Report Released On State Of Healthcare Supply Chain In India
GS1 India, in joint collaboration with Association of Healthcare Providers of India (AHPI), undertook a comprehensive study of the existing supply chain ecosystem of Pharmaceutical and Medical Devices Manufacturers
GS1 India, a global supply chain standards organization and Association of Healthcare Providers (India) have conducted a comprehensive study on the healthcare supply chain in India. The findings and recommendations of the study was released as a report titled 'Building resilience in India’s post covid healthcare supply chain'. The report was released by Dr Ashutosh Raghuvanshi, MD and CEO, Fortis Healthcare on 29th April at Taj Mahal Hotel, New Delhi on occasion of the GS1 India silver jubilee celebration.
Healthcare sector has been at the centre of COVID crisis. The challenges were numerous, beginning with managing multitude of patients affected, to managing the supply chain disruptions. In the midst of it all, the sector had to continuously innovate and come out with new ways of taking care of patients. Supply Chain disruptions during the pandemic led to drug and device shortage, which had a severe impact on the patients. This, coupled with reported fake and spurious medical products entering the supply chain, made the task of the stakeholders involved all the more challenging.
"Healthcare is all about outcomes. It is an industry, it also has financial implications, but what’s the most important are the health outcomes. And the health outcomes are dependent a lot on how the care is delivered. One of the biggest problems in health care is errors and that is something which can be resolved very easily by having this standardised nomenclature and product information.”
Objective of the study
GS1 India, in joint collaboration with Association of Healthcare Providers of India (AHPI), undertook a comprehensive study of the existing supply chain ecosystem of Pharmaceutical and Medical Devices Manufacturers, the challenges faced and their impact on the other stakeholders in the Healthcare supply chain viz Hospitals, Retail and Online Pharmacies. The study also explored how global regulatory mandates have played a key role in Indian manufacturers implementing a track and trace system for exports and how the learnings can be applied in the domestic market supplies.
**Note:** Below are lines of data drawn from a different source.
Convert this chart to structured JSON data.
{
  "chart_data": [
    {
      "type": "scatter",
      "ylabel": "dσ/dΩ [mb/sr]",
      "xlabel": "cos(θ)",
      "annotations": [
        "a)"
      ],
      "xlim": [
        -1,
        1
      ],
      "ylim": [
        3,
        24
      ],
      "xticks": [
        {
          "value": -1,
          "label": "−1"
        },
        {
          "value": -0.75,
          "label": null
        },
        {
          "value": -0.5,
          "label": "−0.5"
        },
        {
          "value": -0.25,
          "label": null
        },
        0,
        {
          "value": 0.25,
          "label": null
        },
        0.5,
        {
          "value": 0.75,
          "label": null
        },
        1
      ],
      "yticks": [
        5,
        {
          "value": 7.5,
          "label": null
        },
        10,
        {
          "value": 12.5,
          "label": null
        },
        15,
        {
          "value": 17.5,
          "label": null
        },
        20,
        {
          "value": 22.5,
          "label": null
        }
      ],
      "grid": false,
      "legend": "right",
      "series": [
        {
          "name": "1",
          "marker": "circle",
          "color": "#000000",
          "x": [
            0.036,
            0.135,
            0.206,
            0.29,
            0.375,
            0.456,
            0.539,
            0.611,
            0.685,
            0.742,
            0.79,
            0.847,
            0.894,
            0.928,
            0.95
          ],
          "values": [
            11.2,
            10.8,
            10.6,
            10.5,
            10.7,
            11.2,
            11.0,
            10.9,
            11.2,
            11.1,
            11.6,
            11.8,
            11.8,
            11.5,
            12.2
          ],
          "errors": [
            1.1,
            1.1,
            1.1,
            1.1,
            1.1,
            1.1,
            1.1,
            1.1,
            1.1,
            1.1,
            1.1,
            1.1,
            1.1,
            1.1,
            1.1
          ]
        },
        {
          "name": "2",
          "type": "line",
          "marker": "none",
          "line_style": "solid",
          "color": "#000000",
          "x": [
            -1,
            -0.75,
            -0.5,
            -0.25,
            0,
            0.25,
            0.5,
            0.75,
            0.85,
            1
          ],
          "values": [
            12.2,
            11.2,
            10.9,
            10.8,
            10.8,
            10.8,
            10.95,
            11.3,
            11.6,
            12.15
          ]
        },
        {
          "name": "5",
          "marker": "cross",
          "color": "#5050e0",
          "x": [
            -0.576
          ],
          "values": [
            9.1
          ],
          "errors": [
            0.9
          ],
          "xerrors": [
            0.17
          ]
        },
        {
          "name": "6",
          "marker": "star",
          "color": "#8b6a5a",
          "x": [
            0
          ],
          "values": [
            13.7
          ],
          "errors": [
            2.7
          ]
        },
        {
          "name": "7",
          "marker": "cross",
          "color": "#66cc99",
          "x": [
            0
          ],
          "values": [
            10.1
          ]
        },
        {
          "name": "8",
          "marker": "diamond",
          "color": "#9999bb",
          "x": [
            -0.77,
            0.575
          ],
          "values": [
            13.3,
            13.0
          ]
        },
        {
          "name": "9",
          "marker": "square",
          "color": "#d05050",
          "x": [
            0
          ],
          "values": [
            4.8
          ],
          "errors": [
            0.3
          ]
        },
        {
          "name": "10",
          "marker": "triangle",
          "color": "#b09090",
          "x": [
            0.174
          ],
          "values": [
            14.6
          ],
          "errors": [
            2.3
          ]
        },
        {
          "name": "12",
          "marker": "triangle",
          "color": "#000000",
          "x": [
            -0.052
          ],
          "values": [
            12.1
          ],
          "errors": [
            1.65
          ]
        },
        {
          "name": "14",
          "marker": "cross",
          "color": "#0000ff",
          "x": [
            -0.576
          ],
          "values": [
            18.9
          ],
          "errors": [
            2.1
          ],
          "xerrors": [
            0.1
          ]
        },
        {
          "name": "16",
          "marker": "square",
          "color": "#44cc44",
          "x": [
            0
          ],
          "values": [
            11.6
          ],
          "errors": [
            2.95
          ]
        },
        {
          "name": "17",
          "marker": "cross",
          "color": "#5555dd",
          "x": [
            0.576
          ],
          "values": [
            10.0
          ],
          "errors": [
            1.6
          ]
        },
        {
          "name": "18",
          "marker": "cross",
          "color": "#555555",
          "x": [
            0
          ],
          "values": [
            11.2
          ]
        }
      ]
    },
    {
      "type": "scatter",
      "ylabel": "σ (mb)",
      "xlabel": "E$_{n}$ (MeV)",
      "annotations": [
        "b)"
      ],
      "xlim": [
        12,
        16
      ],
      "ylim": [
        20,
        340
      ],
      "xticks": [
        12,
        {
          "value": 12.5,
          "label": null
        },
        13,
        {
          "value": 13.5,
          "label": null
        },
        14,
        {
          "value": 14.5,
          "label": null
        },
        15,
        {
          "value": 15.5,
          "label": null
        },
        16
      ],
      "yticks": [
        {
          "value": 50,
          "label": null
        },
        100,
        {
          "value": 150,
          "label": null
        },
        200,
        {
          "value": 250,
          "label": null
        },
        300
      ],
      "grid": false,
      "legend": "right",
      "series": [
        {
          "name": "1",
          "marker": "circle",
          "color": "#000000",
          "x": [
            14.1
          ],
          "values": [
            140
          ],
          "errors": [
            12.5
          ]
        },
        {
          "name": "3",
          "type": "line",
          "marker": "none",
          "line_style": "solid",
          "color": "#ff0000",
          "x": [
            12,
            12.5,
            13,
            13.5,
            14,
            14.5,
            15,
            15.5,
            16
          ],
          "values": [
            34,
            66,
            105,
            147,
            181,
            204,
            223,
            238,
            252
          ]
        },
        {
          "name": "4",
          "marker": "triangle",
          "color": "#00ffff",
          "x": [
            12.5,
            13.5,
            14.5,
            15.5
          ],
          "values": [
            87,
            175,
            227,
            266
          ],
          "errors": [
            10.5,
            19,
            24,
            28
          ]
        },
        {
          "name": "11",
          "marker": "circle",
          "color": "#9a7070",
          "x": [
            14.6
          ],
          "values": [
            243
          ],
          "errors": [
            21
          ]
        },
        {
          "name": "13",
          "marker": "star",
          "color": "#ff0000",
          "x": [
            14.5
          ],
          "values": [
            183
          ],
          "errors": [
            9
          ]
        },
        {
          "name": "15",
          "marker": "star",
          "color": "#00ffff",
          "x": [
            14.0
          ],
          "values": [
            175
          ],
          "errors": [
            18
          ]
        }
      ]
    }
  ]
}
The study was based on personal interviews and surveys of various stakeholders in the industry.
Findings of the study
The main findings of the study are as given below:
1. In the current scenario, over 80 per cent of the Pharmaceutical and Medical Devices Manufacturers do not have product visibility till point of care
2. Best-in-class pharma companies globally have inventory period of 64 days as compared to Indian counterparts having 98 days, leading to inefficient inventory management and adding to the inventory holding costs, driving the product prices upwards.
3. The overall supply chain, logistics and warehousing costs in India are 15 per cent higher compared to other countries.
4. More than 50 per cent of Pharma and medical devices manufacturers lose 1 per cent of their sales due to expiry and pilferage.
5. Nearly 69 per cent of survey respondents (Pharma and Medical Devices Manufacturers) do not have the capability to implement product recall beyond the distributor due to lack of end to end visibility.
Way forward presented in the report includes making the healthcare supply chain resilient which will require end-to-end supply chain visibility through digitalisation and use of global standards which facilitate interoperability. All the stakeholders including the government, the regulators and the industry need to work together to build a resilient healthcare supply chain.